Shoyu Chicken from Yama's Fish Market
Yama's shoyu chicken is also pretty good.  It's tender and tasty, where the skin just melts in your mouth as good shoyu chicken should.    The best part about eating shoyu chicken is always the bottom of your rice ball, where it has absorbed all of the sauce from the chicken.

Haupia & Sweet Potato Square from Yama's Fish Market
As far as Hawaiian deserts go, you really can't go wrong combining the classic tastes of haupia and purple Okinawan sweet potato.  It's a great way to top off a good Hawaiian lunch.

Young's Fish Market by contrast, is a much older Hawaiian establishment (though not quite as old as Helena's).   It was started in the '50s, and the flavors reflect a much more old school Hawaiian taste.   They are the flavors that my dad remembers from when he grew up.   They also have the advantage of being probably one of the most accessible Hawaiian places.   Ono's for all it's fame, has no parking and the lines always run out the door.   Yama's has some parking but has very little seating, so we often wind up going to Old Stadium Park to eat.    Young's on the other hand, being in City Square (where the old Gem's used to be), has a ton of parking.   It also has ample nice air conditioned seating, and a nice old Hawaiian atmosphere.  

Squid Luau from Young's Fish Market
The first thing you notice about the squid luau from Young's, is that it is a much darker green in color.   The second thing that you notice is that the textures in it a slightly more distinct.  The taro leaves are a little less like a consistent mush, and slightly more distinguishable as leaves.   The deep, earthy, green flavor of the taro leaves is also a bit stronger in Young's squid luau.   The real kicker though, is the large, much more intense, pieces of squid in their squid luau.   It's got a very strong squid taste, that reminds me of the dried & brushed with sesame oil squids that my Po Po used to make.   This would be much more distinguishable from the beef or he'e luaus.    The old school flavor from Young's also permeates all of their other dishes.

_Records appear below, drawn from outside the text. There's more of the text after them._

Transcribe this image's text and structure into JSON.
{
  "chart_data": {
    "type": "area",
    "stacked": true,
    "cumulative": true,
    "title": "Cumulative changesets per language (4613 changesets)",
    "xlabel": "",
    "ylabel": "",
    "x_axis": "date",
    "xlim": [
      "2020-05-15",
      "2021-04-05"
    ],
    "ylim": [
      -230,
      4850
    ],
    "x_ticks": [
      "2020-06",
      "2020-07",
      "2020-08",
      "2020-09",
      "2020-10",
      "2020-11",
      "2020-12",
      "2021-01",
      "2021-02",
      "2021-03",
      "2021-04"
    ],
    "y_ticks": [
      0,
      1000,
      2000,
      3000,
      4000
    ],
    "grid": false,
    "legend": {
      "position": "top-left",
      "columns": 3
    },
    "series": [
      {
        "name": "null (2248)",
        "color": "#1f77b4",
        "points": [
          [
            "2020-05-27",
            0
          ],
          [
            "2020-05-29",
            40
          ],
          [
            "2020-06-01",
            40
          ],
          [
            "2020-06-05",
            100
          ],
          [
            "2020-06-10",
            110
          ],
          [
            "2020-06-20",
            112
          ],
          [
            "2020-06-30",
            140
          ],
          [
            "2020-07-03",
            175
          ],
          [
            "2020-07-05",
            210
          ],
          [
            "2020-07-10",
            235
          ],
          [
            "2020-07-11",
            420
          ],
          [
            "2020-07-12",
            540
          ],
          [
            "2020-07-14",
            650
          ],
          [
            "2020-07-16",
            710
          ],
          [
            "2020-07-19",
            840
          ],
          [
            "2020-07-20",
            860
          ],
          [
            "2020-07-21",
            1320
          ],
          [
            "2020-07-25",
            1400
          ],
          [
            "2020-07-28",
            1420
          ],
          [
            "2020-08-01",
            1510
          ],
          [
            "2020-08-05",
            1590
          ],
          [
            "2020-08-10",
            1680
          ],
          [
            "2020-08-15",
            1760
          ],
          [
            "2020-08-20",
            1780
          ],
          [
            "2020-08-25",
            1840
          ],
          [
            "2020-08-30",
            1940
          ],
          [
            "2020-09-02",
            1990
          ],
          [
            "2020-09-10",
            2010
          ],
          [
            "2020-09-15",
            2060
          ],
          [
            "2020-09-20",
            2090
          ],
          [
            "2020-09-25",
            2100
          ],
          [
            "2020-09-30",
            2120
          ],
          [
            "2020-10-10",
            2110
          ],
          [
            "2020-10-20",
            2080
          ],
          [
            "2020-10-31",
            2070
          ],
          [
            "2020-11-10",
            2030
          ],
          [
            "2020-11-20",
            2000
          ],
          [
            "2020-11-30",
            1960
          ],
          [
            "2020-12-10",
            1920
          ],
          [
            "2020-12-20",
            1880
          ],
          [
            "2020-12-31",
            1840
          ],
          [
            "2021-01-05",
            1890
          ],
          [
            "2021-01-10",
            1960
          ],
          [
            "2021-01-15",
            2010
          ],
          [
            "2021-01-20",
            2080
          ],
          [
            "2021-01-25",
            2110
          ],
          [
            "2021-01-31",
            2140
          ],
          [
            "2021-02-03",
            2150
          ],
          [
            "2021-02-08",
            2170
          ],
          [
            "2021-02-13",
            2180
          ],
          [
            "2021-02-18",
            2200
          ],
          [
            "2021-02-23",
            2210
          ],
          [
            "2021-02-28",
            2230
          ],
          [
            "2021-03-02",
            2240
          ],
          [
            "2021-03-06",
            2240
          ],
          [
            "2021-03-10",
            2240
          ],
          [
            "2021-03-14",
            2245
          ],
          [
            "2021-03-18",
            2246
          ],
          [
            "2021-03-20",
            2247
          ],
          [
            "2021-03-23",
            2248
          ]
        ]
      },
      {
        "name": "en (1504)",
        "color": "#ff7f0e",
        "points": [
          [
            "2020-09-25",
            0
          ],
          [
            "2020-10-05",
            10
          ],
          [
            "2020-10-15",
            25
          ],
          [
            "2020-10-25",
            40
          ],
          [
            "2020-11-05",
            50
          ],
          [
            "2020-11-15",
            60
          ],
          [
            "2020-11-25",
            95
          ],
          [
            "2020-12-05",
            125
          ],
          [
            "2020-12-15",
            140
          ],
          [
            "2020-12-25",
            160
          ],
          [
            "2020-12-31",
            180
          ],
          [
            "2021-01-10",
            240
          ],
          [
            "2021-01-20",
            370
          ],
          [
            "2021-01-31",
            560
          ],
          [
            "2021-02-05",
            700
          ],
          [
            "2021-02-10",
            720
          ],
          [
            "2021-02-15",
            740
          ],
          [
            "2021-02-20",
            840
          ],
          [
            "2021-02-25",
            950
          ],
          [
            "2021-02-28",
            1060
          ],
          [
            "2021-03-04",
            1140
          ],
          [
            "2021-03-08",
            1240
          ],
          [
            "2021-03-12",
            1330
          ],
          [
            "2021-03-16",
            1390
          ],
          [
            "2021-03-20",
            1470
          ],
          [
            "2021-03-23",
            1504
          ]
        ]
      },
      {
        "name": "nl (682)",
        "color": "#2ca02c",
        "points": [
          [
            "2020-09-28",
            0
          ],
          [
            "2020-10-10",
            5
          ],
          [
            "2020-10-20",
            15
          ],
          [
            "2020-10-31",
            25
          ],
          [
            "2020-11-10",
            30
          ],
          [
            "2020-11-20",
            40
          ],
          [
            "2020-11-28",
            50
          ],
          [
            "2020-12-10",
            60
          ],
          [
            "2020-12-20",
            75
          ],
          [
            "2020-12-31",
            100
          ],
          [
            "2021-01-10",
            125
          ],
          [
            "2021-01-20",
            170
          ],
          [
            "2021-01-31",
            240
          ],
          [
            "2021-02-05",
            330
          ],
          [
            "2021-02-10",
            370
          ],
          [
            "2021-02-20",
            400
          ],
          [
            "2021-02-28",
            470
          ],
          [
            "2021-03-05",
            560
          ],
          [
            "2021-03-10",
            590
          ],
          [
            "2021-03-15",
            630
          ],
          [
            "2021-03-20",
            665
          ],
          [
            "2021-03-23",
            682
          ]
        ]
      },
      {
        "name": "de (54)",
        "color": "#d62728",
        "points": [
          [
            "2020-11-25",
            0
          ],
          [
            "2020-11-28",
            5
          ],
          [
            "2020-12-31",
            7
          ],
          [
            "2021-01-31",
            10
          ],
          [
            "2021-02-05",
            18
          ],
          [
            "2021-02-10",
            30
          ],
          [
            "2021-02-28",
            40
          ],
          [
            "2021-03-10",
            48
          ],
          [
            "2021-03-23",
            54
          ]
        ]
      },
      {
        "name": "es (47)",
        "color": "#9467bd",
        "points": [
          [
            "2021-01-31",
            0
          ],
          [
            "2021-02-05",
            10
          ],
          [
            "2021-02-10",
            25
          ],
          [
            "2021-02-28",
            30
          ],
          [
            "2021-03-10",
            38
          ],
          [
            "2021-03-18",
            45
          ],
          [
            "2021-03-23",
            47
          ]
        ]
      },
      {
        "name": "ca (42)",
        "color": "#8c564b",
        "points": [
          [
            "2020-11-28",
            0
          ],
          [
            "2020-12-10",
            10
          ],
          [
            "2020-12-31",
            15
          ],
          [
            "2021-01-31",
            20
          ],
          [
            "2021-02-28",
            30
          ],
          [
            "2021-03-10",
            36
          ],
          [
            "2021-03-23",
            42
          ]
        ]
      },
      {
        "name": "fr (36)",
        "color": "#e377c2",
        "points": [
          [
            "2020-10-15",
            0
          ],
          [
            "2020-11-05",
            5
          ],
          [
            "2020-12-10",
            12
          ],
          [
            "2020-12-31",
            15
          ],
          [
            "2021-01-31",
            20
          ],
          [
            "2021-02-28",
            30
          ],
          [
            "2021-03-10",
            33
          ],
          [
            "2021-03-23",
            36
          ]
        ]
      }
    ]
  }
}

Kalua Pig Plate at Young's Fish Market
The kalua pig from Young's is nice and juicy, and very smokey.   But the real nice surprise is the pipikaula on that plate.  It isn't dry or tough at all.   It's one of the softest, most moist and flavorful beef jerkies I've tasted.   Their poi is a wonderful smooth texture.   Add to that a nice piece of Okinawan sweet potato and some fresh lomi salmon and you've got quite a meal.

Lau Lau Plate at Young's Fish Market
The lau lau at Young's is also quite good.   Again the taro leaves are more flavorful than at other places.  The pork inside is also more moist and tender.  And like a true good Hawaiian place, it includes a piece of butterfish inside with the pork to add much more flavor.

Beef Stew at Young's Fish Market
The beef stew at Young's is also fantastic.   It also has that old Hawaiian flavor to it.   The meat is incredibly soft.   I would say this beef stew is one of the few that even rivals the one at Fresh Catch (although I would still give Fresh Catch the edge). 

I grew up with Yama's flavor, but I think I would give the edge to the squid luau at Young's.  It has a better texture, and the flavors of the taro leaf and the squid are much more intense.  I can see why people would find squid luau unappetizing.  Just this morning as I was changing my baby's diaper, I couldn't help but notice how the color and consistency of his poop was just like squid luau.   But if you can get past that image, the favor is so wonderfully deep and intense.   Maybe, like the spinach farmers, we just need some muscle bound Hawaiian sailor to champion cause of squid luau.